Maui
María Luisa Ramírez, Maui, par l’art.
Née à Utrera (Séville), nièce du légendaire Bambino et fille du guitariste et compositeur Miguel Ramírez (Los Centellas), elle grandit dans un environnement de flamenco pur, autour d’une marmite de potaje, d’une guitare et de beaucoup de compás.
À l’âge de 18 ans, elle s’installe à Grenade pour étudier le violoncelle ; c’est là qu’elle commence à collaborer avec différents groupes avant de décider de fonder le sien, Maui y Los Sirénidos, avec lequel elle publie trois albums et remporte de nombreux prix, dont le prix UFI 2009 du meilleur album de flamenco. Après son déplacement physique et spirituel de sa chère Grenade vers Madrid, elle publie son premier travail sous le nom de Maui, Viaje Interior (Inner Journey). Mais elle ne se satisfait pas seulement des chansons et, en 2016, elle entame son parcours dans le flamenco théâtralisé, d’abord avec le spectacle Soy una feria, puis en 2018 avec Domingos de Vermut y Potaje, toujours à l’affiche avec un succès notable et une vision à long terme.
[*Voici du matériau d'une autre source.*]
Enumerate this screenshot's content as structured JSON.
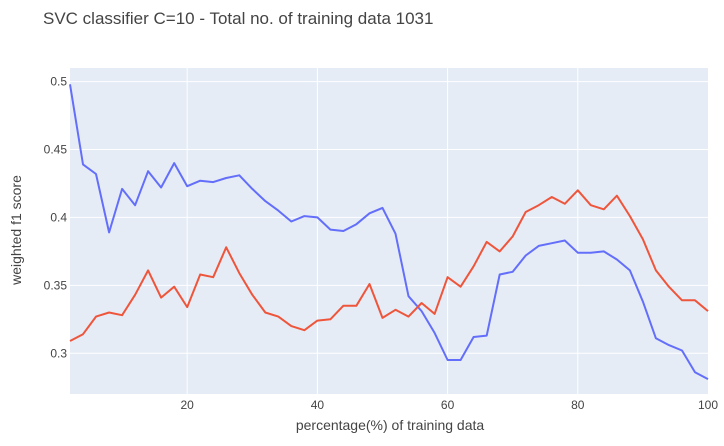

En janvier 2019, elle publie un nouvel album, Por Arte de Magia, une œuvre à parts égales de force et de sensibilité, produite par Fernando Illán, avec des collaborations telles que les vers magistraux de Chipi de La Canalla, la flûte du maestro Jorge Pardo, la voix du sorcier gitan Antonio Carmona et le cante et le sel du magicien du compás, Tomasito.
Seize années d’errance sur scène et cinq albums à son actif viennent étayer le parcours de cette artiste singulière, qui s’est frayé un chemin curieux fait d’albero et de coquelicots bleus. Loin de toute définition connue, on a pu dire d’elle qu’elle est la Björk d’Utrera, la Lady Gaga du flamenco, le Woody Allen de la chanson, une diva de l’humour avec compás, une chanteuse-comédienne… mais elle est simplement Maui, unique dans sa manière de composer, dans son esthétique singulière et dans sa présence scénique.